Screenshot of the App Service AI (preview) Agents tab populated with the six agents from this tutorial.

5. Drill into Application Insights

Select View in Application Insights at the top of the Agents tab. The Agents (preview) view opens in the Application Insights resource that's connected to your web app:

Screenshot of the Application Insights Agents (preview) view showing agent operational metrics, tool calls, models, and token consumption.

From here you can:

  • Compare agent runs over time and see which agent has the highest error rate.
  • See per-tool call counts and average durations.
  • Break down token consumption by model and by input vs. output.
  • Use View Traces with Agent Runs or View Traces with Gen AI Errors to jump to the underlying distributed traces.

For more information about this view, see Agents (preview) in Application Insights.

6. Troubleshoot

If the Agents tab is empty or incomplete, check the following.

No agents listed at all.

  • Confirm the web app's Application Insights resource is connected. Open the web app's Application Insights blade (under Settings) and verify the connection.
  • Confirm APPLICATIONINSIGHTS_CONNECTION_STRING is present as an App Service application setting. The azd template sets it automatically; if you adapted the Bicep, double-check.
  • In the app, confirm you call .UseAzureMonitor() and .AddSource("Microsoft.Agents.AI") (and the Microsoft.Extensions.AI sources). If either is missing, agent spans won't be exported.

Agents appear but tokens or calls are zero.

  • Make sure each agent is wrapped with UseOpenTelemetry on its builder:

    AIAgent agent = chat.AsAIAgent(...)
        .AsBuilder()
        .UseOpenTelemetry("MyAgentSource", o => o.EnableSensitiveData = true)
        .Build();
    

    And that the same source name is registered in the OpenTelemetry pipeline with .WithTracing(t => t.AddSource("MyAgentSource")).

  • The Agents tab relies on gen_ai.usage.input_tokens and gen_ai.usage.output_tokens attributes.
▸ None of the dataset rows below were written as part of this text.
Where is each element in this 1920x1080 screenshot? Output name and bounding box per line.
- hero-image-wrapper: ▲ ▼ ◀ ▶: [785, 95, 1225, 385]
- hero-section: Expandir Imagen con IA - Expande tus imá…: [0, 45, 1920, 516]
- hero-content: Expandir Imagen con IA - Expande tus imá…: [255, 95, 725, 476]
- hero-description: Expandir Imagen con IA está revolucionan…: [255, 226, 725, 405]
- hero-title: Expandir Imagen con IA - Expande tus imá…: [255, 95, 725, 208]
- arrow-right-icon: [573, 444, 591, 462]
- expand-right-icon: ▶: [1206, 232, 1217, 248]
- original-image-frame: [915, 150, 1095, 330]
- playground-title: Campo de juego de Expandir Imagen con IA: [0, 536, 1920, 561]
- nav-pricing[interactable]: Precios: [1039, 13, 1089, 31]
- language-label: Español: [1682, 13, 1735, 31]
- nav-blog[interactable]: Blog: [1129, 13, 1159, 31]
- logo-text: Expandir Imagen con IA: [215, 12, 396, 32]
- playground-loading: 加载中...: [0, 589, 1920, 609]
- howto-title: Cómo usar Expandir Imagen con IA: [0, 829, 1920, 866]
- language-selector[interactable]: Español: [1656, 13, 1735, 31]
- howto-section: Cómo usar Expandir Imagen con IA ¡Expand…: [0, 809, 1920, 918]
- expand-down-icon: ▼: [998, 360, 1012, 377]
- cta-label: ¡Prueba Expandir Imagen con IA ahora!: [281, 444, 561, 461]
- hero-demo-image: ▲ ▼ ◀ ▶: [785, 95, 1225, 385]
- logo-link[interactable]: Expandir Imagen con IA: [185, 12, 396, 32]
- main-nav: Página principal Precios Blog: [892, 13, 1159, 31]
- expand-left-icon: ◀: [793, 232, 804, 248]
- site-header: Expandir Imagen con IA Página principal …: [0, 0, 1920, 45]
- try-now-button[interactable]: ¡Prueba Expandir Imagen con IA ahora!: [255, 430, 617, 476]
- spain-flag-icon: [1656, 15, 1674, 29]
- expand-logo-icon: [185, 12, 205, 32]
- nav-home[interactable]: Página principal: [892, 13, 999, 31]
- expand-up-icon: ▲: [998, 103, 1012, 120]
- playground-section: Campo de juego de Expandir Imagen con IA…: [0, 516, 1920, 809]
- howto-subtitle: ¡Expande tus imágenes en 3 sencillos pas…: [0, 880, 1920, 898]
Verify by running this query in Logs:

    dependencies
    | where timestamp > ago(1h)
    | where customDimensions has "gen_ai.agent.name"
    | project timestamp, name, customDimensions
    | take 20
    

    You should see gen_ai.agent.name, gen_ai.agent.id, and gen_ai.usage.* keys in customDimensions.

Errors say AuthenticationFailed against Azure OpenAI.

  • The web app's system-assigned managed identity needs the Cognitive Services OpenAI User role on the Azure OpenAI account. The Bicep in infra/modules/roles.bicep assigns it. If you deployed elsewhere, assign the role manually.

Sampling is dropping data.

  • The Azure Monitor OpenTelemetry distro applies adaptive sampling by default. If you're testing with low volume and rows are missing, set o.SamplingRatio = 1.0f in UseAzureMonitor for the duration of your test.

7. Clean up resources

azd down --purge

This deletes the resource group, the App Service, the Application Insights resource, and the Azure OpenAI account (including soft-deleted Azure OpenAI accounts, which is why --purge is recommended).